Jamás se le ocurrió imaginar que su espo­so Pascual, que vivía con su hermano François (Fransuá, el francés que regresó vivo de la segunda guerra, a la que fue a com­batir voluntariamente) hubiese podido siquiera “mirar” a otra mujer; aunque con ella no convivía desde que la “neurosis obse­siva” la confinó a una cama.
Todos los jueves y domingos, durante los años que vivió, Pascual la visitaba, con su bandeja de masas para el té, su voz alegre y alta, sus entusiastas “¡Bravo, bravo!” cuando algo le parecía interesante. Jamás faltó.
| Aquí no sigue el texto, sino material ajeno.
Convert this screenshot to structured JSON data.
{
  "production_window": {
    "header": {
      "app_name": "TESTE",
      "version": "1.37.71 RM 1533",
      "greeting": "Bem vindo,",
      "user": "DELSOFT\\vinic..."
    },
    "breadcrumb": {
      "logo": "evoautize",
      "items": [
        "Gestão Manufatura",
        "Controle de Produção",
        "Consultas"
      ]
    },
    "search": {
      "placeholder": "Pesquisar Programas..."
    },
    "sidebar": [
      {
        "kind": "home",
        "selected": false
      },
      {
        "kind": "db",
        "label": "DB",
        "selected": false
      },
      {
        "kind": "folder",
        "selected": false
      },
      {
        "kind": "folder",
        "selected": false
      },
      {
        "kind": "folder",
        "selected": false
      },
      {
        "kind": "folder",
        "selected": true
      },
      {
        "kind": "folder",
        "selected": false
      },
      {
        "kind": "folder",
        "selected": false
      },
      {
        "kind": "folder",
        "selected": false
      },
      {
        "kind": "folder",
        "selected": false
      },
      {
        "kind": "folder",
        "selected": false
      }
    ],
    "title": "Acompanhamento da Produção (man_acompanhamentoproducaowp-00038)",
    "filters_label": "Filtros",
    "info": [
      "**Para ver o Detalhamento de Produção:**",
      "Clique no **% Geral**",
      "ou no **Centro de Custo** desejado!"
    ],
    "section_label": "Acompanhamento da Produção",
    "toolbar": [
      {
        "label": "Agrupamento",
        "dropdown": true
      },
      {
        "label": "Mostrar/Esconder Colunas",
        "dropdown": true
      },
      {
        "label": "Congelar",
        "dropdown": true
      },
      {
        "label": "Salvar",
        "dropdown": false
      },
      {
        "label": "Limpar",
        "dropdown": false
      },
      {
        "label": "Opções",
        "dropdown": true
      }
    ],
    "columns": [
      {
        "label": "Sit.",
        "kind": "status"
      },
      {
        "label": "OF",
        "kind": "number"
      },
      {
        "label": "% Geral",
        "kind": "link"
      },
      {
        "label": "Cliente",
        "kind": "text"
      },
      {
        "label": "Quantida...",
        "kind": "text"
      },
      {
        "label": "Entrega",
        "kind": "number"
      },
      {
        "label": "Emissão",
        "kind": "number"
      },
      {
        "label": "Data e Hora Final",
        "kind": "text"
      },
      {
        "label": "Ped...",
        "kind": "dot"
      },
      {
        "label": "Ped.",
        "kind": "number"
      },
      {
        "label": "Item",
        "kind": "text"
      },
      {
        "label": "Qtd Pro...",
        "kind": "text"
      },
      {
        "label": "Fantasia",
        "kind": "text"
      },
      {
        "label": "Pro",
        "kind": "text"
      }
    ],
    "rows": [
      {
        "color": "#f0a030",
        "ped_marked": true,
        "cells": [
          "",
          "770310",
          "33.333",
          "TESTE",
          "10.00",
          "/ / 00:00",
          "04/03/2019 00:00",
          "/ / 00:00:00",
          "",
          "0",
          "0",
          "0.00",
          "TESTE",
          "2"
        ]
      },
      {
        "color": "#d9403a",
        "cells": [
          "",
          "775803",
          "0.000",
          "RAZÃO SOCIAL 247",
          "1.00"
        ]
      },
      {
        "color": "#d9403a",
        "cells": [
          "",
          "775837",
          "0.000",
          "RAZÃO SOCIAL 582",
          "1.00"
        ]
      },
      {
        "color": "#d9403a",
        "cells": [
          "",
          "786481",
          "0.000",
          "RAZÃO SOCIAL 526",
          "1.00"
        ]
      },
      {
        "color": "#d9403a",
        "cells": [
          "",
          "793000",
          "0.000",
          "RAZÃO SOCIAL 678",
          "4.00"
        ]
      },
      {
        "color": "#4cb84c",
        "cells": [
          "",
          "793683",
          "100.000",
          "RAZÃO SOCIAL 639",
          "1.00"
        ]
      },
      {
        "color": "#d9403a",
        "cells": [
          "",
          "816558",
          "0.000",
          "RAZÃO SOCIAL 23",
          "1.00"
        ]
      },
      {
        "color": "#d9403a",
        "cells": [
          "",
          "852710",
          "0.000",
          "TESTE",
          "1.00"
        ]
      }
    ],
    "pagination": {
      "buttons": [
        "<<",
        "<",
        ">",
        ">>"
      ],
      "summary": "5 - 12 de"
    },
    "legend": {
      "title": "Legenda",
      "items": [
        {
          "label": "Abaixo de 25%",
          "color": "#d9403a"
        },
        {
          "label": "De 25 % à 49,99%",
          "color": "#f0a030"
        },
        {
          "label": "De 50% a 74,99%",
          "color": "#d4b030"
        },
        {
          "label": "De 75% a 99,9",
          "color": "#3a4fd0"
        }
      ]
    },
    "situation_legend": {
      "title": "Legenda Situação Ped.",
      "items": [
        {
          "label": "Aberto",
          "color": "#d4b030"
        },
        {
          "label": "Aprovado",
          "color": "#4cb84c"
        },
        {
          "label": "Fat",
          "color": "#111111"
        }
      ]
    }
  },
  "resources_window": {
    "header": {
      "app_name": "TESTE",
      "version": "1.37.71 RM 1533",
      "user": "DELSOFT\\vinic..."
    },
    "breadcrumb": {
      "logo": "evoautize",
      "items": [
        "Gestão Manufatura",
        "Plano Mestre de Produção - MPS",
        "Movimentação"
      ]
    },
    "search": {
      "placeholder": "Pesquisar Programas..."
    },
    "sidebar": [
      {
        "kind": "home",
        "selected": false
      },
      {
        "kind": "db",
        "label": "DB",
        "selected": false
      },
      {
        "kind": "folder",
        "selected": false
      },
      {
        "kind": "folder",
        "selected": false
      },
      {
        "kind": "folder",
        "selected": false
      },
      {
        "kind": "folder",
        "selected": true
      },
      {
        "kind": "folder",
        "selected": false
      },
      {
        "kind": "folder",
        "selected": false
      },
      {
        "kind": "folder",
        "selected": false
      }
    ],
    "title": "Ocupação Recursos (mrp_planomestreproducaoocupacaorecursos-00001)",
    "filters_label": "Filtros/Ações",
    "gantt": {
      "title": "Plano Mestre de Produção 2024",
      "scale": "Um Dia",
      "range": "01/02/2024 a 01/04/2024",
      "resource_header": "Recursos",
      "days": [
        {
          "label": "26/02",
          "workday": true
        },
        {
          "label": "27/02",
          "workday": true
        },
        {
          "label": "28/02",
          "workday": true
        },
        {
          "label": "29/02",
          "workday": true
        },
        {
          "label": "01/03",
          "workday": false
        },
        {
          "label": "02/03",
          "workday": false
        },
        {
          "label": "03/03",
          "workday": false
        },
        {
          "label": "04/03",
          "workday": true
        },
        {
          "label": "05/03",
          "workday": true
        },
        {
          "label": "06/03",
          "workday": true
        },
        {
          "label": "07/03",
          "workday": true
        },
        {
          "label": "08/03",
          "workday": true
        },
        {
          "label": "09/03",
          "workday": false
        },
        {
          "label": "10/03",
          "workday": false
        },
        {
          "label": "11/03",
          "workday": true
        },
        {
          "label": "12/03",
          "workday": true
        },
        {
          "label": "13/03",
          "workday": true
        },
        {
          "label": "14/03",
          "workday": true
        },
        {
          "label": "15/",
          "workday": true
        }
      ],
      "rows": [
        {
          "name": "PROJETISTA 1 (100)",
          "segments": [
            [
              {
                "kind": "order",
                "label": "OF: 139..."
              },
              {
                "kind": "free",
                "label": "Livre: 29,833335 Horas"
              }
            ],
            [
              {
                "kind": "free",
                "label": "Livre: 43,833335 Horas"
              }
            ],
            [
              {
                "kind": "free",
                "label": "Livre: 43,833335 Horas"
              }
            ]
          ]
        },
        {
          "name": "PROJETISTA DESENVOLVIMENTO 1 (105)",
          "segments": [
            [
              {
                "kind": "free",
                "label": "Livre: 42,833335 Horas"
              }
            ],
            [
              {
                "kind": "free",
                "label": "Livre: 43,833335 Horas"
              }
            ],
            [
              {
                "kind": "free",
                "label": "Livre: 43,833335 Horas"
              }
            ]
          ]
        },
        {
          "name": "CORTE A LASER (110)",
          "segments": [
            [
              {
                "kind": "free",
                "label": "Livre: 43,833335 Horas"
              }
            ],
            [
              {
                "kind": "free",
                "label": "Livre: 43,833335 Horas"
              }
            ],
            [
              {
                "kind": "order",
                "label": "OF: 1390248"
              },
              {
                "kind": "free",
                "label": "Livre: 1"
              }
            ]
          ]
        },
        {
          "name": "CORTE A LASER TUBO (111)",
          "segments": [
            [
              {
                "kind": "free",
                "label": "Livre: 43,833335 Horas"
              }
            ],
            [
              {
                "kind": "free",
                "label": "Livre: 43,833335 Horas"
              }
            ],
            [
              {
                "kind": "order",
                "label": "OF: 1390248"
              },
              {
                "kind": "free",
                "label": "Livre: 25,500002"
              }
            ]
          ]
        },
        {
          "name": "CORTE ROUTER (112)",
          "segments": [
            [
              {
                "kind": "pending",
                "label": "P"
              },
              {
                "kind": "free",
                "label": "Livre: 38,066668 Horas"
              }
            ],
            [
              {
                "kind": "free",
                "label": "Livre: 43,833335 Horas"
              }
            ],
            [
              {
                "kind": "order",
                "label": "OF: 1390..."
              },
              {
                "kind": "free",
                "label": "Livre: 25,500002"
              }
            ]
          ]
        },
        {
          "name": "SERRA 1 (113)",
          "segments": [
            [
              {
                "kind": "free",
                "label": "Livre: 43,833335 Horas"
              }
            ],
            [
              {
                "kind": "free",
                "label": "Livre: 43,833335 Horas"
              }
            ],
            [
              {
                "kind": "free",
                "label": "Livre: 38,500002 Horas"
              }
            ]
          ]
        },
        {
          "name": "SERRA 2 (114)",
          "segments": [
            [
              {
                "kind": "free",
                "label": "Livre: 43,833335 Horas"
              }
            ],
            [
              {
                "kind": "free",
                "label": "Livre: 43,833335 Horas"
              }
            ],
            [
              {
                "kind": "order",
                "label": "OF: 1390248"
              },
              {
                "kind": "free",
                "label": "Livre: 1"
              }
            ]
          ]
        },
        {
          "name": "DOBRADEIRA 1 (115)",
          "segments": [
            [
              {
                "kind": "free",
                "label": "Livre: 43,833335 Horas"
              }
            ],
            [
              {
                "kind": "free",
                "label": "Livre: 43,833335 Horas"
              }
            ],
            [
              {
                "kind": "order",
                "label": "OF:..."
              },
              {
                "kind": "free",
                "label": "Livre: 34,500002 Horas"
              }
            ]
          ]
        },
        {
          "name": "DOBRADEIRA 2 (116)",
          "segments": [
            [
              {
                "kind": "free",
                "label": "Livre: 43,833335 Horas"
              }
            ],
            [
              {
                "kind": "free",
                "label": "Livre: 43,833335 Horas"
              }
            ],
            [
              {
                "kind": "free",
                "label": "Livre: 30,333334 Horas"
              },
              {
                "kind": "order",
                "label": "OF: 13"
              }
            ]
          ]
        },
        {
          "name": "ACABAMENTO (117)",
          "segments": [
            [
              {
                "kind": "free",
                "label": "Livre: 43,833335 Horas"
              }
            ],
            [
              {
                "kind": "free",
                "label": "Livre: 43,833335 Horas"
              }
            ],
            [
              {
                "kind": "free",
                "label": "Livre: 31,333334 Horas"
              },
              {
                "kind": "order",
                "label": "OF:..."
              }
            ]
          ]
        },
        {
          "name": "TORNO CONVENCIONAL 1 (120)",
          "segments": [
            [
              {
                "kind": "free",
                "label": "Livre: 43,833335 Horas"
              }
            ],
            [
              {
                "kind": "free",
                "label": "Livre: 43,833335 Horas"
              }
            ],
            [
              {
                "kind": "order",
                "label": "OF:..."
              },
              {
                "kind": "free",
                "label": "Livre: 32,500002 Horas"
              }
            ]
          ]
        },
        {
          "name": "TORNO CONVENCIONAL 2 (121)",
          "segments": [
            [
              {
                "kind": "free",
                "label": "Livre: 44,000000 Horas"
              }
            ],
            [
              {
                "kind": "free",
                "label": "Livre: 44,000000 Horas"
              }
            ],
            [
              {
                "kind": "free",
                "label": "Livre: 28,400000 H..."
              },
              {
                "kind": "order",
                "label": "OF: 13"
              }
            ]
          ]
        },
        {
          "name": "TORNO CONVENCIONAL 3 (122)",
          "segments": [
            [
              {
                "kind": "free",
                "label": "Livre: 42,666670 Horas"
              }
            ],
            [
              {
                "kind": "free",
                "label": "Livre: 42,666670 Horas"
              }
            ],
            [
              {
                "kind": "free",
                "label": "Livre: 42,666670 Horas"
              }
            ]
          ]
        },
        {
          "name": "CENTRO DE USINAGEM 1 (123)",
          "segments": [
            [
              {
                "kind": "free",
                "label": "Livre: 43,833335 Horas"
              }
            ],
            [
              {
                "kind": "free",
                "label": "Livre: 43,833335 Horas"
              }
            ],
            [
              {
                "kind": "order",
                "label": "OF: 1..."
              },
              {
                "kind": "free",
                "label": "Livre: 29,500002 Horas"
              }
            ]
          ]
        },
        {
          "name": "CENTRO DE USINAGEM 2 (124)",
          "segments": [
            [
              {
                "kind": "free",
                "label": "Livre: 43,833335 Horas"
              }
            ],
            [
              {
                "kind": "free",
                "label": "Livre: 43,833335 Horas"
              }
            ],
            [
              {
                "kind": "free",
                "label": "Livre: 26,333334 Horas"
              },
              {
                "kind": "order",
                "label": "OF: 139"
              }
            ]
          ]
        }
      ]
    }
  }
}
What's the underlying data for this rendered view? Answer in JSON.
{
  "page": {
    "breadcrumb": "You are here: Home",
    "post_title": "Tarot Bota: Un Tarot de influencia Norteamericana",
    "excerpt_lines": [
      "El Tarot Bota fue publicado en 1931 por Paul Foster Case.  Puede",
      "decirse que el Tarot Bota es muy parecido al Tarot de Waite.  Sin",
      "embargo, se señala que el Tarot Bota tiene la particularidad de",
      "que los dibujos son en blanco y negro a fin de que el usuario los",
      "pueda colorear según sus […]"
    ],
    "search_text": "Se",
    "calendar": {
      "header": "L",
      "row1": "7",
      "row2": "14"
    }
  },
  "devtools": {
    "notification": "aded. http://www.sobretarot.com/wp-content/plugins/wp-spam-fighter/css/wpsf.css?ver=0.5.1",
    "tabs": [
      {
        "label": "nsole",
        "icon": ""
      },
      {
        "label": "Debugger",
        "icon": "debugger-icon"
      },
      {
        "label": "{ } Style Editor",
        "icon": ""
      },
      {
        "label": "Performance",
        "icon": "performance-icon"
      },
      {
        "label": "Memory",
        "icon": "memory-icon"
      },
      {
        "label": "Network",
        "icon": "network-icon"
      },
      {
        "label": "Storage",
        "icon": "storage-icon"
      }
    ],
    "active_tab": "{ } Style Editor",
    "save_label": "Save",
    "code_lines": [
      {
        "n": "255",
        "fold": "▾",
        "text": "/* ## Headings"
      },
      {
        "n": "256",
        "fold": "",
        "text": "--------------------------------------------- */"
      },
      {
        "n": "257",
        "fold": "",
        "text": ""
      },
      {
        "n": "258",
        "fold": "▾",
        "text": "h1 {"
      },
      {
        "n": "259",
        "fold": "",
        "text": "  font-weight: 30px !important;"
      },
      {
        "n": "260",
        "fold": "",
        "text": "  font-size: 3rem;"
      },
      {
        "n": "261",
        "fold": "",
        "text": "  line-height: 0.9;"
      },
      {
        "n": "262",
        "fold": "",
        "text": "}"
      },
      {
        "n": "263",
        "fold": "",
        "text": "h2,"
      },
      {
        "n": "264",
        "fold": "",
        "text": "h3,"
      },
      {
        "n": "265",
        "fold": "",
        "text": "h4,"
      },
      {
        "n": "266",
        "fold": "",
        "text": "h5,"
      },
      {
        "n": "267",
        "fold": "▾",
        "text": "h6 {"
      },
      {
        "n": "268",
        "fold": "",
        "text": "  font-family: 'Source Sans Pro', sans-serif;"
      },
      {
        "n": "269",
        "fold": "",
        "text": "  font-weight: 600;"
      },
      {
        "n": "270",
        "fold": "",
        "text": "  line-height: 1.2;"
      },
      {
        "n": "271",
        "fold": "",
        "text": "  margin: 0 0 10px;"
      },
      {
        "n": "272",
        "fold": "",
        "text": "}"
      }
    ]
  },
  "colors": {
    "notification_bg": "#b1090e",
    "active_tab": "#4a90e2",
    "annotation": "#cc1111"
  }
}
Jamás se quejó.
Y a ella le brillaban los ojos claros al oír el timbre de las cinco menos diez cada jueves, cada domingo.
Él, mi tío Pascual, me enseñó lo que es el respeto...
Como verás, mi familia también tiene su historia.
De la más dramática, aprendí a amar a Chopin y Paganini, a Verdi y Beniamino Gigli, a llorar por la Traviata y Madame Butterfly, a aplaudir sin ruido los pasajes armoniosos de Sílfides, de Pedro y el lobo, a cerrar los ojos para “mirar” las historias de la radio...
Viajé más kilómetros sentada a los pies de la cama de mí tía Sarita, a los ocho y nueve años, a los diez años... que los que recorrí después, durante el resto de mí vida...
Imaginate...
Una jirafa de azúcar...

Poldy Bird
Poldy Bird: Escritora nacida en Paraná, Entre Ríos en 1941. Vive en Buenos Aires.
Autora de clásicos adolescentes como "Cuentos para leer sin rimmel" o "Cuentos para Verónica" -que se convirtió en la segunda obra más vendida en el país después del "Martín Fierro"-, la escritora Poldy Bird regresa a la literatura con un nuevo libro, "Pasa una mujer", al que se le suma la flamante reedición de otros cinco títulos.